Luxleaks, un scandale qui devrait faire tomber Juncker

Publié le 10 novembre 2014 - par

Europe coule

Luxleaks est une affaire qui devrait faire la Une de tous les journaux. Mais ceux-ci préfèrent mettre en avant Nabilla et son escort boy poignardé. Tellement plus passionnant.
Luxleaks a très vite disparu des écrans radars médiatiques parce que ce scandale donnerait encore plus de grains à moudre à Zemmour, à Marine Le Pen, à tous les « europhobes », selon la presse mainstream.

Le Monde, qui est pourtant un des journaux européens du consortium de journalistes qui a révélé l’affaire, imprime que la démission de M. Juncker ne réglerait rien. Comme d’habitude, le journal de révérences a trouvé la solution : il faut davantage d’Europe.
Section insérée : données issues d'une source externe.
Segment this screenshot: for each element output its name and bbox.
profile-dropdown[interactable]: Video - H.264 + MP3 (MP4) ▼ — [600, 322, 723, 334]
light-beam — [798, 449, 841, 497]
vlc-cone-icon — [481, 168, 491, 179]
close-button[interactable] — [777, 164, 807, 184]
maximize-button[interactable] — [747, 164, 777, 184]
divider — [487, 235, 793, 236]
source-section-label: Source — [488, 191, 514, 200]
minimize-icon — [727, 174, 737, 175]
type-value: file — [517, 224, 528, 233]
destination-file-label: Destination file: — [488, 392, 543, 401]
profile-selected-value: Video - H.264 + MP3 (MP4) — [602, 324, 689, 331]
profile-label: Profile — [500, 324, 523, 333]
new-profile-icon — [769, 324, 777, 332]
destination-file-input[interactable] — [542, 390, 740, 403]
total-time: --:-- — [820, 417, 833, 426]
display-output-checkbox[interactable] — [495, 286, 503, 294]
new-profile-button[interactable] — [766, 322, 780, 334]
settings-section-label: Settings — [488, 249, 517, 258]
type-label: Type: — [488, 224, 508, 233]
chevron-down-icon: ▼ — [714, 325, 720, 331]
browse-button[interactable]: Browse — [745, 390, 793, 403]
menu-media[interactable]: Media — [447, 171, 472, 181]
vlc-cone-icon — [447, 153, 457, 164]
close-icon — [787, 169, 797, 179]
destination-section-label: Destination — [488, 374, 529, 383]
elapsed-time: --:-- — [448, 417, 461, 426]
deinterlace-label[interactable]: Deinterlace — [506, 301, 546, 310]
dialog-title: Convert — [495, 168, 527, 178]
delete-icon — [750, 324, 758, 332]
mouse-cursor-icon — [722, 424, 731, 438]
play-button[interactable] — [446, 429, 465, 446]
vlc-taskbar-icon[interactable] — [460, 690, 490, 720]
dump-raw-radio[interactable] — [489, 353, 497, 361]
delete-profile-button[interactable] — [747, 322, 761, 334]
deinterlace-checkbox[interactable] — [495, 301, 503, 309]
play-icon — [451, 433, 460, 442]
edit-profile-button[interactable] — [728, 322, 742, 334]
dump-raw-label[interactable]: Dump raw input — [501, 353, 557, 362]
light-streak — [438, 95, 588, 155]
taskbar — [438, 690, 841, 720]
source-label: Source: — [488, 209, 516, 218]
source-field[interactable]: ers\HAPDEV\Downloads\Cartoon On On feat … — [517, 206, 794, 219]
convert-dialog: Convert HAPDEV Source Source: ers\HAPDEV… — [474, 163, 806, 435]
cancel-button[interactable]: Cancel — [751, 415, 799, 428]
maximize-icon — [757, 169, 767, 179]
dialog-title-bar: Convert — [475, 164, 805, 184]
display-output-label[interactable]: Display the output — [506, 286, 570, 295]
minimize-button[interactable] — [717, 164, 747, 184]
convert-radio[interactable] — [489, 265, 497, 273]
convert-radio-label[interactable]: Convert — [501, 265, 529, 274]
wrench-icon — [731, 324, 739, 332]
On sait depuis longtemps que le Luxembourg – le plus riche Etat européen – est un trou noir fiscal au cœur de la galaxie européenne. Alors quand Jean-Claude Junker, longtemps ministre des finances (1989 -2009) et Premier ministre (1995-2003) du Luxembourg, cumulant les deux postes pendant 14 ans (1995-2009) a été nommé à la tête de la Commission européenne, je me suis dit que cela ressemblait à la nomination d’Al Capone à la tête du FBI.
Les faits n’ont pas tardé à le démontrer.

A l’heure où les technocrates européens imposent aux citoyens des Etats de l’Union une discipline fiscale mortifère pour demeurer dans les clous des 3% de déficit, nous découvrons que M. Junker a supervisé la construction d’une structure privant les citoyens européens (à qui les Etats font les poches), de milliards de recettes fiscales salvatrices.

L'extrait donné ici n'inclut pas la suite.